America needs to significantly improve opportunities for inmates released from prison, three university professors and authors have stated.
“Reform should go beyond shrinking prisons to providing those whose lives have been impacted by mass incarceration with real opportunities that lead into society after release,” the authors wrote in an opinion piece for the The Hill on March 15. Education is one of the most important elements for successful reentry, they said.
The writers are David J Harding, UC Berkeley; Jeffery D. Morenoff, University of Michigan; and Jessica J. Wyse, Portland State University. They are the authors of On the Outside: Prisoner Reentry and Reintegration, University of Organ Press, 2019.
They praised the federal First Step Act for reforms and encouraged passage of the Next Step Act to reduce mandatory minimums for nonviolent drug offenses.
The Next Step Act “contains worthy provisions for removing barriers to employment, including certain occupational licensing barriers for those with criminal records.”
They noted it costs $32,000 to $80,000 to keep a prisoner incarcerated. Some of that money should be reinvested in programs to keep formerly incarcerated people out of prison, they urged.
The authors’ three year study also found that these formally incarcerated individuals suffered from homelessness, hunger, chronic physical and mental problems.

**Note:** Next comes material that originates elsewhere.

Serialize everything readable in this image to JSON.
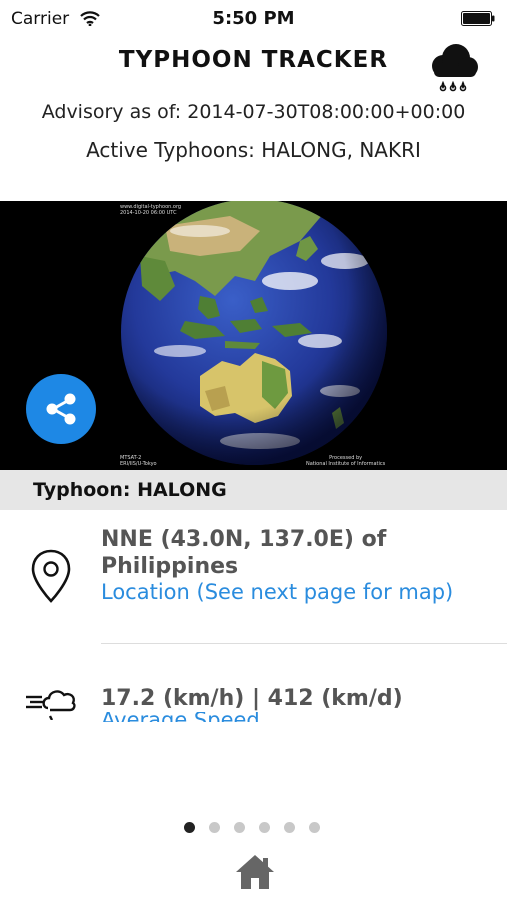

Time in prison can be better spent so that an inmate is prepared to enter society and has learned the basic tools to help him or her stay out of prison. The Next Step Act improves family reunification by reducing the cost of prison phone calls and would make former prisoners eligible for existing programs such as Earned Income Tax Credit, housing assistance programs and Supplemental Nutrition Assistance program.
The Next Step Act is sponsored by Sen. Cory Booker, D-NJ.